24.10.2023
Designing Your Research Agenda. Open forum (online) with Johanna Mehl, Nida Abdullah and Nate Matteson
Designing Your Research Agenda (DYRA) 3.1
Design scholars and researchers discuss various aspects of their research agendas
Friday, November 17, 2023
12pm Eastern / 11am Central
Virtual Event
https://designincubation.com/design-events/designing-your-research-agenda-dyra-3-1/
Designing Your Research Agenda is a panel discussion and open forum for design scholars and researchers to discuss various aspects of their research agendas. We aim to open a dialog regarding multiple challenges of discovering one’s design research inquiry. Designing Your Research Agenda is an ongoing design research event series.
- Nida Abdullah (Pratt Institute)
- Nate Matteson (DePaul University)
- Johanna Mehl (TU Dresden)
Some of the questions we will discuss with panelists include:
- How did you determine your research agenda (high-level timeline of your career/trajectory)
- How do you define research and why do you think it matters/for society, the field, and yourself?
- How do your department and institution define and support the work you do?
- How would you describe/categorize your department and institution?
- If you were going to position your work within a category, would you say your research addresses: design theory, design history, design practice, design research (traditional graphic design, speculative design, UXUI, typography, AR, VR, creative computing, design solutions, etc.), design pedagogy, or something else?

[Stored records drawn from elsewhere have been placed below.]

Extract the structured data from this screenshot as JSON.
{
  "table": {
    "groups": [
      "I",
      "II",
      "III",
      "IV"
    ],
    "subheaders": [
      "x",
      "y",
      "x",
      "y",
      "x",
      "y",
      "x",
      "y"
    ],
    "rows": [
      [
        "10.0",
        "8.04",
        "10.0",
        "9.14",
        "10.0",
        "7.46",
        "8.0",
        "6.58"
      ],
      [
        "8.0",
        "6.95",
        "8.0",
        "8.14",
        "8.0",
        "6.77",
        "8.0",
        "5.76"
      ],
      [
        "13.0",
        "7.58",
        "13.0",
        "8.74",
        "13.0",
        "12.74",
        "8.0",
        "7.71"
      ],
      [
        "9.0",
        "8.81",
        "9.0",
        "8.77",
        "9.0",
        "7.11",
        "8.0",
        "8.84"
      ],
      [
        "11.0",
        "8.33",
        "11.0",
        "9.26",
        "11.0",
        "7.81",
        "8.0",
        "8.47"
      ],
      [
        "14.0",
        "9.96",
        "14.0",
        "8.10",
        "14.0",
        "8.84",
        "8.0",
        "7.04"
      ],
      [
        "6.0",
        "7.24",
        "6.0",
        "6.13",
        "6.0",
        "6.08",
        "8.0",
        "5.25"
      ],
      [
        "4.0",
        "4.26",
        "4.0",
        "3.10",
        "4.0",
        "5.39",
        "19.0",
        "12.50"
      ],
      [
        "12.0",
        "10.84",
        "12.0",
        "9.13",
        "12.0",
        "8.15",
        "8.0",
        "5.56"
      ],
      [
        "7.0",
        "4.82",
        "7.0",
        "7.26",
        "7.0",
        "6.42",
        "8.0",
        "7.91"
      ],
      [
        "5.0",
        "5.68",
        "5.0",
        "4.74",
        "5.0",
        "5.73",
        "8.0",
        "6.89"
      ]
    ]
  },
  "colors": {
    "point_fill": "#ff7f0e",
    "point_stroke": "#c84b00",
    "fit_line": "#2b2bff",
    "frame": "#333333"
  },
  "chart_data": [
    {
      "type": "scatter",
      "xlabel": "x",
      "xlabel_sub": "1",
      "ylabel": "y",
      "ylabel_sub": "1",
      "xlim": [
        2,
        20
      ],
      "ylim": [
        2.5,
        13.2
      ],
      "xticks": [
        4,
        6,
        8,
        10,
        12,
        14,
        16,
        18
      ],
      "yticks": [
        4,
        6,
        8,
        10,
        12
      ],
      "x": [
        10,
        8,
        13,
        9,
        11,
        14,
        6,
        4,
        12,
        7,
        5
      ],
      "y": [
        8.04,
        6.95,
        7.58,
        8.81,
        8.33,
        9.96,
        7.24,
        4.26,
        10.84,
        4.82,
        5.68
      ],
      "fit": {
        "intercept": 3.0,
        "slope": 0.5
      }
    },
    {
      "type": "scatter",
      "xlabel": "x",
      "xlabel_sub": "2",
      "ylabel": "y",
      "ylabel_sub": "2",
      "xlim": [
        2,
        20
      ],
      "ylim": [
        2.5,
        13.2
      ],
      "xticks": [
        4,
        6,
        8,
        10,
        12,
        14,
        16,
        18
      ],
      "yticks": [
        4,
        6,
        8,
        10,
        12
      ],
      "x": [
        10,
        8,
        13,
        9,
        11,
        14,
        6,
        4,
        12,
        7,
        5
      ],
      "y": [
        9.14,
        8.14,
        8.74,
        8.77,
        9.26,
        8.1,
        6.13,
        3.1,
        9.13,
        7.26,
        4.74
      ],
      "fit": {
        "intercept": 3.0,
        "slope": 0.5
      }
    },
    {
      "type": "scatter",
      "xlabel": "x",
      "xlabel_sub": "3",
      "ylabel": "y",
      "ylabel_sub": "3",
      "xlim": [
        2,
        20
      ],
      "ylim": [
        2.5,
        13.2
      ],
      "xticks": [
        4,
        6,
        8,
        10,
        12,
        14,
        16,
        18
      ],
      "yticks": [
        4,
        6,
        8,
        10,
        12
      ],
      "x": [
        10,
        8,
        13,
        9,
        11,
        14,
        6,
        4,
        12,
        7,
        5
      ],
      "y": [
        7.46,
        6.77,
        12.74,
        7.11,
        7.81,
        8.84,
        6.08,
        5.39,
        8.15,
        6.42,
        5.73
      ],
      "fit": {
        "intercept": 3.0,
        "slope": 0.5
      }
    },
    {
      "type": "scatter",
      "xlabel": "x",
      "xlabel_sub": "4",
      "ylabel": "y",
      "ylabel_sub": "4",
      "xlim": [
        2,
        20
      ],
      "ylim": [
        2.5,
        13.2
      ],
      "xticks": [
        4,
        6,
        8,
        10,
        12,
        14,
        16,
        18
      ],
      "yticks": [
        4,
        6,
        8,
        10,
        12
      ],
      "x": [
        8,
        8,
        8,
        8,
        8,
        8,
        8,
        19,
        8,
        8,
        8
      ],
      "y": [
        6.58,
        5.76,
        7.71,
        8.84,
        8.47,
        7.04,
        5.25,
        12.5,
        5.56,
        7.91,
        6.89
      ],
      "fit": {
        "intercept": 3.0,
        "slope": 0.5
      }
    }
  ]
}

- What barriers (if any) exist at your institution or in the field for creating and disseminating your research?
MODERATORS
Jessica Barness
Kent State University
Heather Snyder Quinn
DePaul University
BIOGRAPHIES
Nida Abdullah is an Associate Professor in the Undergraduate Communications Design Department at the Pratt Institute. Her research explores softness- slowness as a practice of witnessing and witnessing as a pedagogical practice. Through visual, and social expressions, she interrogates design pedagogy and its long entanglement with capitalist colonial powers. She is currently investigating the embodied making-practices of gota in the South Asian diaspora. She is part of the collective research group, Post-Radical Pedagogy.
Nathan Matteson is an Associate professor at DePaul University’s School of Design; a co-director of DePaul’s ‘Scandinavia: design, landscape, and society’ study abroad program; a researcher with the Center for robust decision-making in climate and energy policy at the University of Chicago; and a principal and designer at Obstructures. He is a ruthlessly collaborative designer whose work merrily ignores the perceived boundaries among disciplines, and is currently engaged with dead Swedish architects, guitars, the US energy sector, obstacles, and objects in the distance. His practice situates itself at an intersection amongst intersections, dead ends, superhighways, and goat paths, wringing its metaphorical hands over the relationships among computation, intention, materiality, and immateriality.
Johanna Mehl (she/her) is a designer, scholar, and educator interested in the politics and relations that take shape through and around design practices. She holds a B.A. in Communication Design and an M.A. in Art and Design Studies. Besides her artistic and curatorial practice, she has taught in the fields of digital media, culture studies, and design theory at different design schools across Europe. She is an editorial board member of the Design+Posthumanism Network and part of the research group Against Catastrophe. She holds research fellowship at TU Dresden where she is a PhD candidate at the Chair for Digital Cultures. Her dissertation is about design responses to the climate crisis and stems from critiques of design that acknowledge its entanglements not only with the material realities, but also the geopolitical, psychological, and social conditions of climate change.